A towering inferno exposes Britain’s social injustices
Appalling images of a blazing London housing block were beamed around the world last week, after a 24-story building was ravaged by fire in minutes. Fifty-eight people died or are missing presumed dead, although the toll could have been far higher were it not for Muslim residents commemorating Ramadan late at night, noticing the blaze and waking residents.
This tragedy has devastated dozens of families, with a high proportion of the victims being Muslim immigrants or from the poorer segments of British society. Beyond grieving for those who died a horrific death, deeper social issues are being raised. I regularly drive through these parts of London, and have seen the aging and decrepit tower blocks that dot the skyline. The burned-out shell of Grenfell Tower is today visible from miles in all directions — a damning indictment of the authorities’ failure to protect their most vulnerable constituents.
Local authorities in wealthy Kensington are awash with cash, yet failed to direct sufficient resources toward poorer residents, in order to prevent needless deaths. Grenfell Tower recently underwent a refit, principally so that the flats would not be an eyesore for nearby millionaire residents. The external cladding used reportedly acted as a chimney, funneling the fire rapidly from its starting point on the fourth floor.
One could almost put a price on what the local authorities believed these people’s lives were worth. They reportedly rejected fireproof cladding which cost just £2 ($2.55) per meter extra, instead choosing a product banned in the US because of its flammability. Imagine being told that you lost your children to the flames for the sake of a couple of pounds!
The intense national anger is thus understandable.

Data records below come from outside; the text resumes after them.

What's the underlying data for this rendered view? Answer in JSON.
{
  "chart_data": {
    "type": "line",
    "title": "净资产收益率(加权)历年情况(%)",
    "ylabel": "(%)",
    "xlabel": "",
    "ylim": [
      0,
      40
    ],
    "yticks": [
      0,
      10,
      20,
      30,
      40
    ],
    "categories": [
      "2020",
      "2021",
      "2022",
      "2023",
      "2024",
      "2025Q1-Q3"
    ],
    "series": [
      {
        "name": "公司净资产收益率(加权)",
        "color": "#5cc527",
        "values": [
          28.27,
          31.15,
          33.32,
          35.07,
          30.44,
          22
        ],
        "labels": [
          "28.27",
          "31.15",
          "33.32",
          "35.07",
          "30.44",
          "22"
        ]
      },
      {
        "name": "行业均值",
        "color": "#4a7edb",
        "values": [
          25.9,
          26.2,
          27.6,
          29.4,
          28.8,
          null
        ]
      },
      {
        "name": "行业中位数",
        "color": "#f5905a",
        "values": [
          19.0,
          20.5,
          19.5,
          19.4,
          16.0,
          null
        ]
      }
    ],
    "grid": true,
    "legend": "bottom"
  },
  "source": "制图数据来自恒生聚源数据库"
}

I do not take seriously the spurious allegations that this was deliberate retaliation against Muslim residents following recent terror attacks. However, there is growing evidence that the blaze may constitute manslaughter through gross negligence.
We have seen human compassion at its best — crossing racial and religious divides — as locals donated clothes and food and opened their homes to bereaved and homeless families. However, much of this support was only necessary because the authorities were nowhere to be seen. Why was it left to local churches and community centers to coordinate the affairs of survivors? A safety net of administrative support was in place within minutes of the recent Manchester terrorist attacks. Why were residents compelled to go and protest at local council offices in order to get attention?

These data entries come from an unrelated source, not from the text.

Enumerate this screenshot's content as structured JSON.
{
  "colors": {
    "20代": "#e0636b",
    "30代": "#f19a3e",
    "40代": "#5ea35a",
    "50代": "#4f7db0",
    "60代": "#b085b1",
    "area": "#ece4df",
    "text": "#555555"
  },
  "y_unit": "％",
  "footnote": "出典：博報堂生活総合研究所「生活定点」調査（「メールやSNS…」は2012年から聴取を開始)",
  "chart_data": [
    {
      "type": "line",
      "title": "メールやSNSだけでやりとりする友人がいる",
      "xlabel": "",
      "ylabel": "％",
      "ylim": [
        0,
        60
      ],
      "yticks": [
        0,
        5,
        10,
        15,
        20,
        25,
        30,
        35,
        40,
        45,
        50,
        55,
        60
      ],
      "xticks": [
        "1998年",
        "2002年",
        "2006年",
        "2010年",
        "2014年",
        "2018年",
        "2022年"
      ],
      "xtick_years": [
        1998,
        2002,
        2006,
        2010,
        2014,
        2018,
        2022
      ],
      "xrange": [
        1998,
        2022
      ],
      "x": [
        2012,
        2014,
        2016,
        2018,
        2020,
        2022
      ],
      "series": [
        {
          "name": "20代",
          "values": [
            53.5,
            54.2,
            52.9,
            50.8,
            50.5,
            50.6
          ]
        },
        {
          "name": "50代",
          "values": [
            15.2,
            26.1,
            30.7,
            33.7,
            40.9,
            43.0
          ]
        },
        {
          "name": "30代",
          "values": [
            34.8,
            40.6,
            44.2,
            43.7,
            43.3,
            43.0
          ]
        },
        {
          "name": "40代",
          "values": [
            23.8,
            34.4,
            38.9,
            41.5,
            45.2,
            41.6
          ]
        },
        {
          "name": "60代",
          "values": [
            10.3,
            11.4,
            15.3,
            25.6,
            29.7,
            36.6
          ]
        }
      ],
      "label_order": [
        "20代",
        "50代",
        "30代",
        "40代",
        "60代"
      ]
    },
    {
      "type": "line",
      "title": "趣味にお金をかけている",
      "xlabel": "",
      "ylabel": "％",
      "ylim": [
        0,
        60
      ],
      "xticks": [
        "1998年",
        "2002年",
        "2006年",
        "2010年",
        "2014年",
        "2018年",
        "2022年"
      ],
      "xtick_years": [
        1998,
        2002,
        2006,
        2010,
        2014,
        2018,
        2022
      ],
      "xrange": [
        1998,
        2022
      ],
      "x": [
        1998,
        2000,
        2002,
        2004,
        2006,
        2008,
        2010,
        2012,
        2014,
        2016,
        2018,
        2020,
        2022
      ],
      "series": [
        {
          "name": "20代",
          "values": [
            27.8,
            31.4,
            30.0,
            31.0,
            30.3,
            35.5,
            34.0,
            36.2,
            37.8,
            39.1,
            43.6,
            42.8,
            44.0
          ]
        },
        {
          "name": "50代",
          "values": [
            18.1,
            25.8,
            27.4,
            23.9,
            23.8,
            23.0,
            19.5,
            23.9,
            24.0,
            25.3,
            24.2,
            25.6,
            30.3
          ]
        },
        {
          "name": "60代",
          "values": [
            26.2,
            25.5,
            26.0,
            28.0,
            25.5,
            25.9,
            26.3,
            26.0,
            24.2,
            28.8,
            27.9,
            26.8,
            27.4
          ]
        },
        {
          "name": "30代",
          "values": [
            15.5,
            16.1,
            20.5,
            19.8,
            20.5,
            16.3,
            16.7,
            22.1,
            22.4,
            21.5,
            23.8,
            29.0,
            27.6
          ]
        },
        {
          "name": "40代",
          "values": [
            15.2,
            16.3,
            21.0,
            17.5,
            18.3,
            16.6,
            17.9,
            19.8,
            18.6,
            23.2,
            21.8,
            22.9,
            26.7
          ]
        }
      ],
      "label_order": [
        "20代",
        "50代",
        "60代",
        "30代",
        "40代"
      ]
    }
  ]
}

Prime Minister Theresa May briefly appeared at the fire site and avoided meeting victims. Then she followed this blunder with a robotic TV interview wholly lacking in human compassion. When she later did meet survivors, the damage had already been done.

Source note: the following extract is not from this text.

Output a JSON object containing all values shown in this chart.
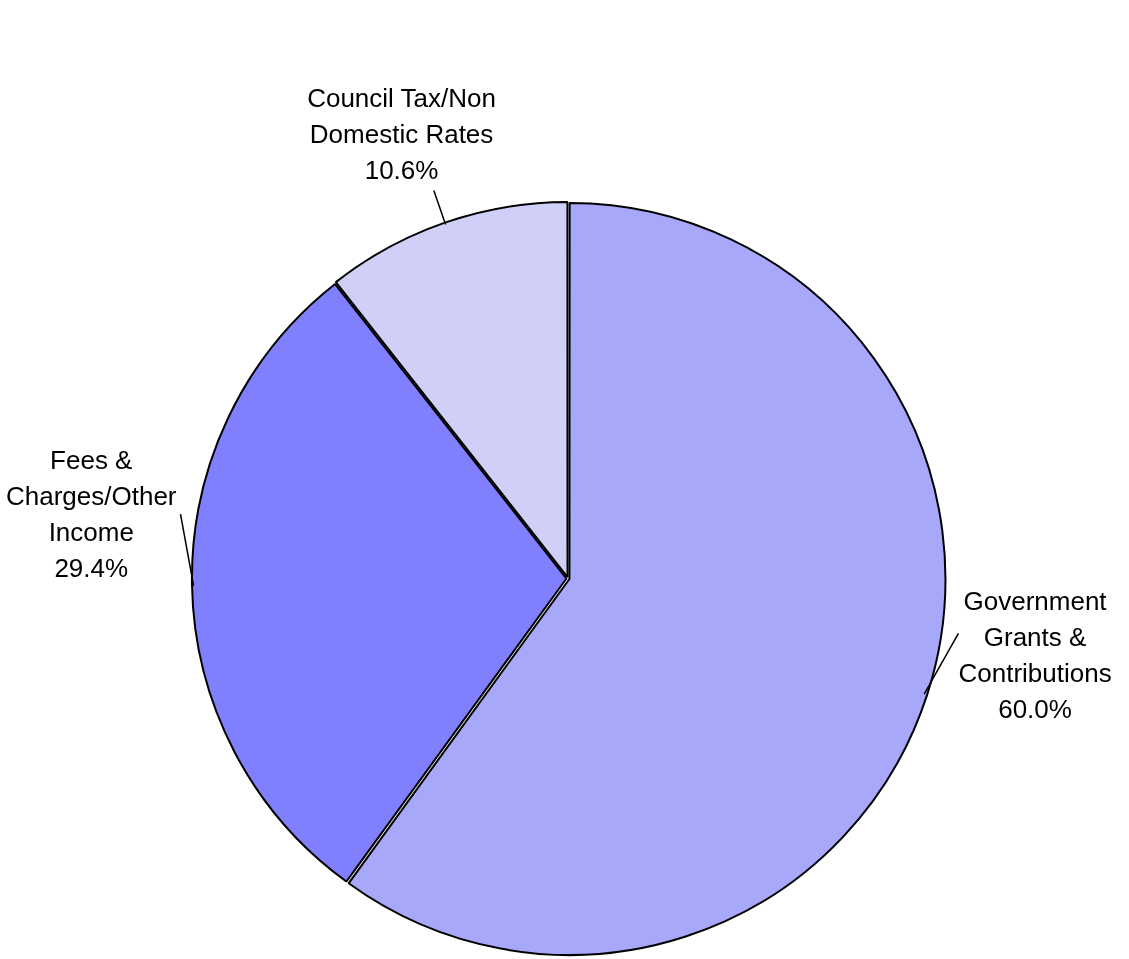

The immense gulf between the wealthy residents of Kensington and those who burned to death in poverty is a modern parable for the deep injustices of our times.
The government is keen to distance itself from blame, yet ministers blocked proposals to enforce the installation of sprinklers in tower-blocks. With no functioning fire alarms, the instructions telling people to remain in their rooms in the event of fire, and residents’ warnings over obvious safety risks that were ignored, one is left with the impression that the authorities could hardly have done more to guarantee that this tower became a death-trap.
This callous treatment reinforces perceptions by locals that they are unwanted. Many of them are slated to be forcibly relocated out of the district, out of reach of jobs, schools and family connections. There is no room for them in a district where a high proportion of properties are unoccupied, owned by wealthy overseas investors.
The message is unmistakable: If you are a poor, immigrant, working-class family, then you are an inconvenience; you are undeserving of elementary safety measures to prevent your kids from burning to death in flats unfit for human habitation — all within shouting distance of some of the most desirable and expensive properties on the planet.
We can weep for the children heard screaming as their bedrooms were engulfed in flames. We can grieve for the refugee who fled the horrors of Syria to die in an inferno in an unfamiliar city, or Khadija Saye, who perished just as she was achieving recognition as an artist. However, beyond these individual tragedies, this disaster cuts to the heart of so much of that is wrong with Britain today. It is a nation under a regime of austerity, where public services and benefits have been slashed. Even the police have faced brutal cuts at a time they are expected to be stepping up to a growing threat of terrorism.
Austerity Britain is a nation of food banks, precarious employment, diminished social mobility, a health system at breaking point, and a housing ladder with the first rung hanging above most people’s heads. Britain in 2017 is not a good place to be poor and on the fringes of society.
The immense gulf between the wealthy residents of Kensington and those who burned to death in poverty is a modern parable for the deep injustices of our times. In elections just days before the fire, Britons voted in large numbers for a more compassionate nation which does more for those whose lives are a daily struggle to keep their heads above water.
The Grenfell Tower fire was a wake-up call, a beacon which nobody could miss. If the authorities fail to respond by changing course toward an agenda that maximizes social justice and combats inequality, then the fire of public anger will soon be lapping at the doors of government.
• Baria Alamuddin is an award-winning journalist and broadcaster in the Middle East and the UK. She is editor of the Media Services Syndicate, a foreign editor at Al-Hayat, and has interviewed numerous heads of state.